Strict budgeting and budgetary control measures are therefore required if an organization must achieve its set goals and objectives. Gone are the days when organizations simply embark on projects and programmes without plans and budgets hoping that the invisible hand of nature would come to their rescue in setting matters right (Adam Smith, 1776).
Budgeting, simply put, is planning in quantitative terms and in advance. if an organization fails to plan ahead, the antithetical implication is that such organization has planned to fail. Therefore, the importance of budgeting and budgetary control cannot be over-emphasized especially in today’s ever-competitive and challenging business environment.
It is important to note that, for a budgetary system to be successful, it must have top management support and the goals to be achieved must be clearly stated with proper assignment of authority and responsibility to the organization’s managers and the entire labor-force.

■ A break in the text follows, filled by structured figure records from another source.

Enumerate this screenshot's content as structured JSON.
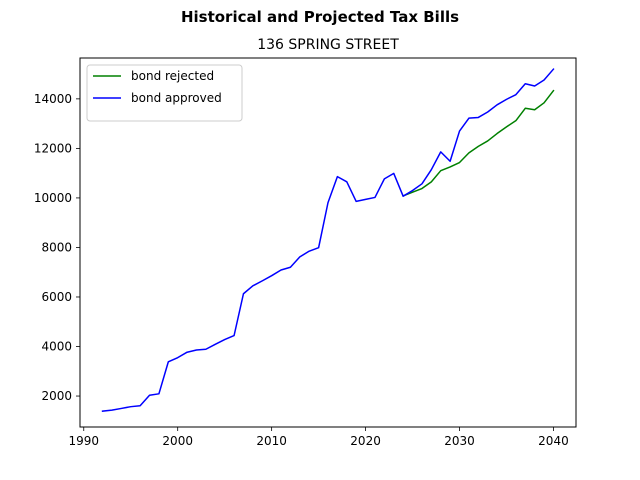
{
  "chart_data": {
    "type": "line",
    "title": "Historical and Projected Tax Bills",
    "subtitle": "136 SPRING STREET",
    "xlabel": "",
    "ylabel": "",
    "xlim": [
      1989.6,
      2042.4
    ],
    "ylim": [
      750,
      15650
    ],
    "x_ticks": [
      1990,
      2000,
      2010,
      2020,
      2030,
      2040
    ],
    "y_ticks": [
      2000,
      4000,
      6000,
      8000,
      10000,
      12000,
      14000
    ],
    "grid": false,
    "legend_position": "upper-left",
    "series": [
      {
        "name": "bond rejected",
        "color": "#008000",
        "x": [
          2024,
          2025,
          2026,
          2027,
          2028,
          2029,
          2030,
          2031,
          2032,
          2033,
          2034,
          2035,
          2036,
          2037,
          2038,
          2039,
          2040
        ],
        "y": [
          10080,
          10230,
          10380,
          10650,
          11100,
          11250,
          11430,
          11820,
          12080,
          12300,
          12600,
          12870,
          13120,
          13620,
          13560,
          13840,
          14330
        ]
      },
      {
        "name": "bond approved",
        "color": "#0000ff",
        "x": [
          1992,
          1993,
          1994,
          1995,
          1996,
          1997,
          1998,
          1999,
          2000,
          2001,
          2002,
          2003,
          2004,
          2005,
          2006,
          2007,
          2008,
          2009,
          2010,
          2011,
          2012,
          2013,
          2014,
          2015,
          2016,
          2017,
          2018,
          2019,
          2020,
          2021,
          2022,
          2023,
          2024,
          2025,
          2026,
          2027,
          2028,
          2029,
          2030,
          2031,
          2032,
          2033,
          2034,
          2035,
          2036,
          2037,
          2038,
          2039,
          2040
        ],
        "y": [
          1390,
          1430,
          1500,
          1570,
          1610,
          2030,
          2090,
          3380,
          3550,
          3770,
          3860,
          3890,
          4090,
          4280,
          4440,
          6130,
          6450,
          6650,
          6860,
          7090,
          7200,
          7620,
          7850,
          7990,
          9810,
          10860,
          10650,
          9860,
          9940,
          10020,
          10770,
          10990,
          10070,
          10300,
          10570,
          11140,
          11860,
          11480,
          12700,
          13220,
          13250,
          13470,
          13760,
          13980,
          14170,
          14610,
          14520,
          14760,
          15200
        ]
      }
    ]
  }
}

Full participation of managers should be sought while developing budgets. Employees at lower levels of the organization should be educated on the importance of budgeting and budgetary control.
Sound and successful budgeting system is usually based upon certain prerequisites, such as; management attitude, organizational structure and managerial approach necessary for effective and efficient application of the budgets.
The following are some of the essential ingredients of sound budgetary system:
- The budgetary system must receive the support of top management
- There must be clearly defined budget goals
- Assignment of authority and responsibility on the budget must be clearly spelt out
- Responsibility centers must be clearly defined
- Sound finance and accounting system must be in place
- Full participation of all employees is necessary for successful budgetary system
- There should be budget education and an in-built flexibility in the budgetary system.
Taking a cue from the findings of this article, the following recommendations are made:
- It is important to develop a budget manual which everyone in the organization can refer to for guidance, education and information about the budgetary process.
2. In the face of innovations, technological evolution and socio-economic changes, it is important for an organization to make realistic forecast, sound planning and good budget which should be followed with proper and careful implementation.
- The management should ensure the introduction of adequate accounting system which will guarantee appropriate checks and balances. Also good management information system should be put in place to communicate to the users, the objectives, uses and benefits of budget and budgetary control.
- There is the need to train and retrain staff on budgeting and budgetary processes through seminars, conferences and workshops to improve and enhance the performance of the organization.
- An organization should pay attention to the human side of budgeting. The human side of budgeting demands that budget should be used for performance evaluation of departmental managers in a way it will not lead to unwholesome rivalry among managers.
- For budgeting to achieve its purpose, it is necessary that the formal budget should not be too restrictive and managers as well as supervisors are allowed some flexibility in taking operational decisions.